Add merge as a valid Bronze load_strategy value with the following semantics:

  1. COPY INTO a temporary landing table (CREATE OR REPLACE TEMPORARY TABLE {TABLE}_LANDING LIKE {table}) — isolates the incoming batch from the target during load.
  2. MERGE INTO the real target using landing as the source, matching on RECORD_KEY:
  3. WHEN NOT MATCHED → INSERT all columns (including UPDATE_DATE = CURRENT_TIMESTAMP()).
  4. WHEN MATCHED AND target.RECORD_HASH != source.RECORD_HASH → UPDATE all columns except those preserved from first ingestion.
  5. Preserved columns (never overwritten on UPDATE): DATE_TO_WAREHOUSE, BATCH_ID, PIPELINE_RUN_ID. These capture when/how a record was first seen. UPDATE_DATE is set to CURRENT_TIMESTAMP() on every UPDATE.
  6. RECORD_KEY is the match key (VARCHAR natural key, not hashed). Set use_hash: false in the pipeline config.
  7. The temporary landing table is dropped automatically at session end.
  8. The MERGE is wrapped in the existing BEGIN/COMMIT/ROLLBACK transaction block — same atomicity guarantees as other strategies.

The merge branch was added to packages/xo-foundry/src/xo_foundry/tasks/snowflake_tasks.py alongside a _build_merge_sql() helper. A per-source lookback_days override was added to the Gladly extractor (gladly.py) to override start_date = end_date - lookback_days for rolling-window APIs; this does not affect other sources.

When to use merge vs. other strategies:

Use merge when Use batch_replace when
Source delivers a rolling window of mutable state (rows may change within the window) Source publishes append-only events with stable, non-overlapping batch boundaries
One row per natural key is the desired Bronze shape Full history per batch is needed or the source is event-level
You don't need snapshot history (the data's own timestamps document state evolution) History across batches is required
Example: Gladly ContactExportReportV3, ConversationExportReport Example: Gladly ContactTimestampsReport, ConversationTimestampsReport

Consequences

What gets easier: - Bronze stays compact — one row per natural key, no fan-out. - Silver models remain simple incremental merges (no dedup CTE needed). - Idempotent: running the DAG twice for the same date is safe — the second run is a no-op for unchanged rows. - RECORD_HASH still detects corrections within the 30-day window and updates the Silver row.

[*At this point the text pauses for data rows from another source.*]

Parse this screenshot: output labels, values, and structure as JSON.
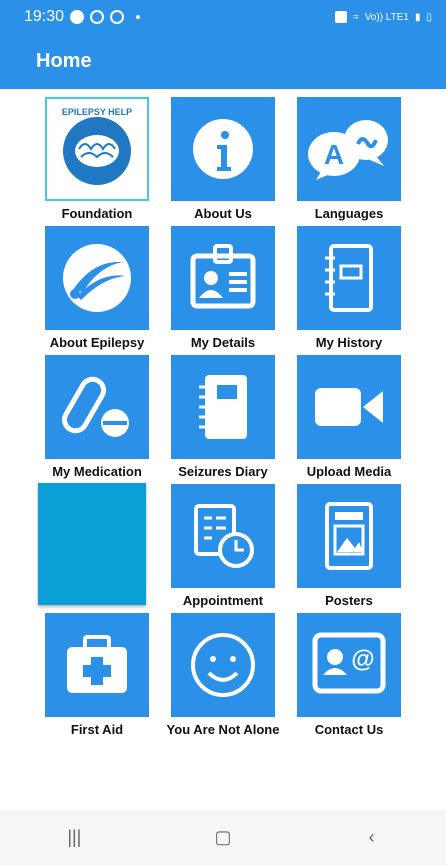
{
  "status": {
    "time": "19:30",
    "network": "Vo)) LTE1"
  },
  "appbar": {
    "title": "Home"
  },
  "tiles": [
    {
      "label": "Foundation"
    },
    {
      "label": "About Us"
    },
    {
      "label": "Languages"
    },
    {
      "label": "About Epilepsy"
    },
    {
      "label": "My Details"
    },
    {
      "label": "My History"
    },
    {
      "label": "My Medication"
    },
    {
      "label": "Seizures Diary"
    },
    {
      "label": "Upload Media"
    },
    {
      "label": "Appointment"
    },
    {
      "label": "Posters"
    },
    {
      "label": "First Aid"
    },
    {
      "label": "You Are Not Alone"
    },
    {
      "label": "Contact Us"
    }
  ],
  "foundation_logo": {
    "text": "EPILEPSY HELP"
  },
  "colors": {
    "primary": "#2B91E8",
    "blank_tile": "#0B9FD6"
  }
}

What gets harder / what we give up: - Snapshot history is lost. If a contact's ENDED_AT changes, only the latest value is kept. This is acceptable because the Gladly export data carries its own timestamps — state evolution can be reconstructed from the timestamps, not from Bronze row history. - The _LANDING temporary table name is deterministic ({table}_LANDING). Two concurrent runs targeting the same table in the same Snowflake session would collide. Airflow's per-DAG-run isolation makes this safe in practice.

Options Considered

Option A — batch_replace + Silver dedup CTE Load all 30-day rows each day; Silver selects ROW_NUMBER() OVER (PARTITION BY CONTACT_ID ORDER BY BATCH_ID DESC) = 1. Rejected: costly full-scan dedup daily; historical balloon grows 30× per month; corrected rows (RECORD_HASH change on an older CONTACT_ID) are silently dropped by a "latest batch wins" dedup — not a correctness guarantee.

Option B — truncate_insert (legacy) TRUNCATE the Bronze table, COPY current window. Rejected: destroys the ability to detect RECORD_HASH changes across days. If an API field is retroactively corrected two days ago, a TRUNCATE/reload masks it permanently.

Option C — new merge strategy (chosen) COPY → landing table → MERGE INTO real target on RECORD_KEY, RECORD_HASH-gated. Correct, compact, idempotent.

Cross-References

  • ADR 011: Bronze batch_replace — the strategy this extends (does not replace).
  • ADR 013: Bronze all-VARCHAR — Silver owns type casting. Both Bronze tables introduced by this ADR follow the same rule.
  • ADR 020: Silver incremental merge with RECORD_HASH — the Silver layer pattern used downstream of Bronze merge.
  • Issue #1024: Implementation tracking.